L'engagement d'une vie

L'image de Jeanne a connu de son vivant un vrai enthousiasme. On la comparait à des héroïnes de l'Écriture Sainte – Esther, Judith et Déborah, qui, elles, ont obtenu le salut pour leur peuple – pour légitimer sa mission et conférer son autorité310. En outre, Jeanne représentait l'accomplissement d'une prophétie selon laquelle la France serait sauvée par « une vierge des marches de Lorraine ». C'est dire qu'avant même de commencer son aventure, on attendait déjà Jeanne, à qui on attribuait le rôle d'une restauratrice de la paix dans le royaume.

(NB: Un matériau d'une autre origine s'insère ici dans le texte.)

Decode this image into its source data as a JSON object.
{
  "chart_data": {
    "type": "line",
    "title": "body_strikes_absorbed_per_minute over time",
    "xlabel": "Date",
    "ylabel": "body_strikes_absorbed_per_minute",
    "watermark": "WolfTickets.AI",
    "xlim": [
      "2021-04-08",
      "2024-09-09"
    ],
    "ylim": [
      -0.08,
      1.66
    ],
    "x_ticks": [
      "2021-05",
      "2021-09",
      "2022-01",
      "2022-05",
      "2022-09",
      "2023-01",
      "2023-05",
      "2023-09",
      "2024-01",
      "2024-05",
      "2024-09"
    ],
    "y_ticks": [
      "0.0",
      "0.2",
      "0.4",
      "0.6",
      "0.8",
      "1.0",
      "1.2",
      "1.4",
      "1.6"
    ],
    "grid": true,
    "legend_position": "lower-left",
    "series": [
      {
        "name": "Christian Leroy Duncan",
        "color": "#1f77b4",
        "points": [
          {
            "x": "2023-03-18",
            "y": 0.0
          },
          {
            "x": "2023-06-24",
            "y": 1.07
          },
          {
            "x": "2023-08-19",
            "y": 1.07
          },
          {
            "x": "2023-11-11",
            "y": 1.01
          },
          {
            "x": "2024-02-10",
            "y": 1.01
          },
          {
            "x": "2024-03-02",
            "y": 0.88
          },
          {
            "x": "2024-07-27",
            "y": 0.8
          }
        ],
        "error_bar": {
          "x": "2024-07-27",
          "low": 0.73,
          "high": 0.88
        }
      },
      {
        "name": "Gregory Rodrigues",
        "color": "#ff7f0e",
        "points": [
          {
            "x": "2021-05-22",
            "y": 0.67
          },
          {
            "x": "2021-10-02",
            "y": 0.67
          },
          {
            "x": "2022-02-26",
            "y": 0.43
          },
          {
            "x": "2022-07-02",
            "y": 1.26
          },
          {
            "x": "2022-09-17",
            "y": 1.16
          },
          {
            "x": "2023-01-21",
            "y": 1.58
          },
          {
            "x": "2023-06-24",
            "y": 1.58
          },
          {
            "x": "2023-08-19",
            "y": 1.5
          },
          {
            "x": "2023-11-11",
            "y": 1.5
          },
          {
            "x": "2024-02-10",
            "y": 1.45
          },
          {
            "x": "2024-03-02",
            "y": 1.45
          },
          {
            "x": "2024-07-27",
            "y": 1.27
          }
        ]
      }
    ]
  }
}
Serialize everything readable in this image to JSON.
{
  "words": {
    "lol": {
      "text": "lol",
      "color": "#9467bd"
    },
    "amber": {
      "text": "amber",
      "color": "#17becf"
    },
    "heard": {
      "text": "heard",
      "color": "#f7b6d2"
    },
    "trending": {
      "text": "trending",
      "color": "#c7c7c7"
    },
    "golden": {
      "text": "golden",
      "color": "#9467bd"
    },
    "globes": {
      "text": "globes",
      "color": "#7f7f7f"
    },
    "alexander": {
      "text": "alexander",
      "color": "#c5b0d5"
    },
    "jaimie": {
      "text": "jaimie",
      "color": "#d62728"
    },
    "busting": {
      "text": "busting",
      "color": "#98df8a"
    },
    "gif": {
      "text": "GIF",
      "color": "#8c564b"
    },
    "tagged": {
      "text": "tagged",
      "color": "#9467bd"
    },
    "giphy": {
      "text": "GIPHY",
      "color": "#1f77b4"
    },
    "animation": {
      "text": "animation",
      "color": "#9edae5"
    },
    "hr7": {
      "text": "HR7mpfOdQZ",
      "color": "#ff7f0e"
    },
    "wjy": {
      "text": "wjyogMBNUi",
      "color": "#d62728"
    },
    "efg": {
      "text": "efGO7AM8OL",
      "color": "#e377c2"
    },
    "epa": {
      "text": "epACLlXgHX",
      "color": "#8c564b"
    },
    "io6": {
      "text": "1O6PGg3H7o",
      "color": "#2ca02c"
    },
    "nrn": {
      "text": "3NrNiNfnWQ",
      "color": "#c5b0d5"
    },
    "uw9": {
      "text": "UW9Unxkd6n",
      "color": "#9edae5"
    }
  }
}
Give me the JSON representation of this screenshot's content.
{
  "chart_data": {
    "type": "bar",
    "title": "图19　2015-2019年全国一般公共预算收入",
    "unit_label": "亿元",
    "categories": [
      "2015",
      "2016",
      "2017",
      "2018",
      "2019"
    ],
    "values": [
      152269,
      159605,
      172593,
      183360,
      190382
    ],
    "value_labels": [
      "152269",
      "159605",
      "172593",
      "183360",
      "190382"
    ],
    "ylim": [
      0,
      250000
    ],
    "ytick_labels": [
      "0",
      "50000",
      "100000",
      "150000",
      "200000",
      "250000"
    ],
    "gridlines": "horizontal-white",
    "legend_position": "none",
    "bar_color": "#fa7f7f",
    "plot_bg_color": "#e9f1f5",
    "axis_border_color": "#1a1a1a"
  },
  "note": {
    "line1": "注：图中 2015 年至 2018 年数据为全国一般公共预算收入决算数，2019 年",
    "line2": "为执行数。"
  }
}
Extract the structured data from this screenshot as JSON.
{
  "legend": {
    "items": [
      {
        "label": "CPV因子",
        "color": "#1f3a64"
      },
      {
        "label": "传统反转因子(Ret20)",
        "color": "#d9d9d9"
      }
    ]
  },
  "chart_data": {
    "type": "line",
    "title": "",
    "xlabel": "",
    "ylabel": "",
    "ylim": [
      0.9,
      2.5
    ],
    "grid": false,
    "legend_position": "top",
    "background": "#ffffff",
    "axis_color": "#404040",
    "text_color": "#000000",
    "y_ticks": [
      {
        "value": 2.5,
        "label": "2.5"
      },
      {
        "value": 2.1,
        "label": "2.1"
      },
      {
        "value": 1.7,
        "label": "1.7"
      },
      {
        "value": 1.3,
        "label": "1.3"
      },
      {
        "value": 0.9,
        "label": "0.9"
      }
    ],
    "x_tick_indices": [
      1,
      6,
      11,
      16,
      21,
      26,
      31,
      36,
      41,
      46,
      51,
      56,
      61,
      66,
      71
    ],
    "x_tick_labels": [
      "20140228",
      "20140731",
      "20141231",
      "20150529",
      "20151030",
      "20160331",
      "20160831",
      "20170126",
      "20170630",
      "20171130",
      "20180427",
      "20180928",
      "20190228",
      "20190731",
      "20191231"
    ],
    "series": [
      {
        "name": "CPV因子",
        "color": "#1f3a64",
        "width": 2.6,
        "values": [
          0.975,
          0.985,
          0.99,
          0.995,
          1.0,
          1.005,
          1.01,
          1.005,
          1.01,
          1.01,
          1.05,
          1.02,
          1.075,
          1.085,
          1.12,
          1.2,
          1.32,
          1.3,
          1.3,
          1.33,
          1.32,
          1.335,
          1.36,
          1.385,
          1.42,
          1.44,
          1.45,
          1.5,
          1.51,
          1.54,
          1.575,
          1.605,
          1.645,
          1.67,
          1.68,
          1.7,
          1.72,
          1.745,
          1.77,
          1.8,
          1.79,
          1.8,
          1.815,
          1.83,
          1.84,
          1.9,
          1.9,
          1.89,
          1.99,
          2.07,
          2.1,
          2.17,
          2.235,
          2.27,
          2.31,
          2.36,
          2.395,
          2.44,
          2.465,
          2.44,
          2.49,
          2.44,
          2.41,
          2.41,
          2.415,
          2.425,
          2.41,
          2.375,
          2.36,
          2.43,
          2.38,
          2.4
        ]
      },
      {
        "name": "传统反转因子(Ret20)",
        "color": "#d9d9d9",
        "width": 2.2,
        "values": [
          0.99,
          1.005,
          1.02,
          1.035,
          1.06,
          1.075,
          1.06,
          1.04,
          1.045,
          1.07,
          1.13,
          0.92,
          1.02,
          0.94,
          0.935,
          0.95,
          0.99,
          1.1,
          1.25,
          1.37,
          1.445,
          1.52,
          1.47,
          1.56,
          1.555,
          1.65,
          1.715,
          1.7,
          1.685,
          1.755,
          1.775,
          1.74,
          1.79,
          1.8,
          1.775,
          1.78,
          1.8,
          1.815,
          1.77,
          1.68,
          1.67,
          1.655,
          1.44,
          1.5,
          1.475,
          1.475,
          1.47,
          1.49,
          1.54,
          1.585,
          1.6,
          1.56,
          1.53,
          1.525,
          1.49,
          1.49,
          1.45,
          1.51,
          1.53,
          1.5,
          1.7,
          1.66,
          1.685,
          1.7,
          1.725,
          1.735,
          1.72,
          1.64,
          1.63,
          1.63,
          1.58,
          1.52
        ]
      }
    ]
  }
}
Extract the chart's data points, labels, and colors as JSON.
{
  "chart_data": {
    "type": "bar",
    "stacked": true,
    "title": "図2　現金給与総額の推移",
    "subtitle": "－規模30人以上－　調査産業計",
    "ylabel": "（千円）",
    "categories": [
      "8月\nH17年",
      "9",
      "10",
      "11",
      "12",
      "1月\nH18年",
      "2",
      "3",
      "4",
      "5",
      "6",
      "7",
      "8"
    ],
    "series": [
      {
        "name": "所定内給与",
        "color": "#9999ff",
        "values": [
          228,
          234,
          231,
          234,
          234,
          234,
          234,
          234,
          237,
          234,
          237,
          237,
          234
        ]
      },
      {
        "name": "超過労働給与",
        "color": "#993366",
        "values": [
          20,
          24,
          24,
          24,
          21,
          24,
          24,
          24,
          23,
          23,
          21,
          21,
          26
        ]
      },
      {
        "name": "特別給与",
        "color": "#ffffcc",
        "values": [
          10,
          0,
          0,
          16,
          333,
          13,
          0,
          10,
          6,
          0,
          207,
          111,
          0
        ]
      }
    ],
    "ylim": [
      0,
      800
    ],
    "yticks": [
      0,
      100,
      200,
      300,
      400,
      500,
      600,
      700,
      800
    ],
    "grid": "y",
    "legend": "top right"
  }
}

Mais il ne s'agit pas seulement de figures féminines, car Jésus, le Sauveur par excellence, était attendu pour expier les fautes de l'humanité et sauver les âmes. De même, on attendait Jeanne pour sauver la France de la main des Anglais et rendre sa légitimité au roi en le faisant sacrer à Reims. Tous les deux répondent à des aspirations salvatrices, inscrites depuis longtemps dans la conscience des peuples. La comparaison entre Jeanne et Jésus a depuis toujours joué un rôle primordial dans l'ancrage de la figure de la Pucelle dans la conscience humaine. Un exemple de cette analogie, pour le moins traditionnelle, est la comparaison de Jeanne à Jésus d'Alexandre Dumas dans sa ‘ Jeanne d'Arc ’ où l'auteur pousse le rapprochement jusqu'à l'identification parfaite :

‘Jeanne d'Arc est le Christ de la France ; elle a racheté les crimes de la monarchie, comme Jésus a racheté les péchés du monde : comme Jésus, elle a eu sa passion, comme Jésus elle a eu son Golgotha et son calvaire […]. Un an lui suffit pour sauver la France : venue de Dieu, elle retourna à Dieu ; seulement elle était descendue du ciel avec la couronne des anges, elle y remonta avec la palme du martyre.311

Nous voilà devant une représentation de l'acte de Jeanne d'Arc dont l'origine se trouve dans la littérature de l'époque médiévale qui faisait entendre que les Français avaient été choisis par Dieu comme ses élus et qu'ils avaient été investis d'une mission exceptionnelle.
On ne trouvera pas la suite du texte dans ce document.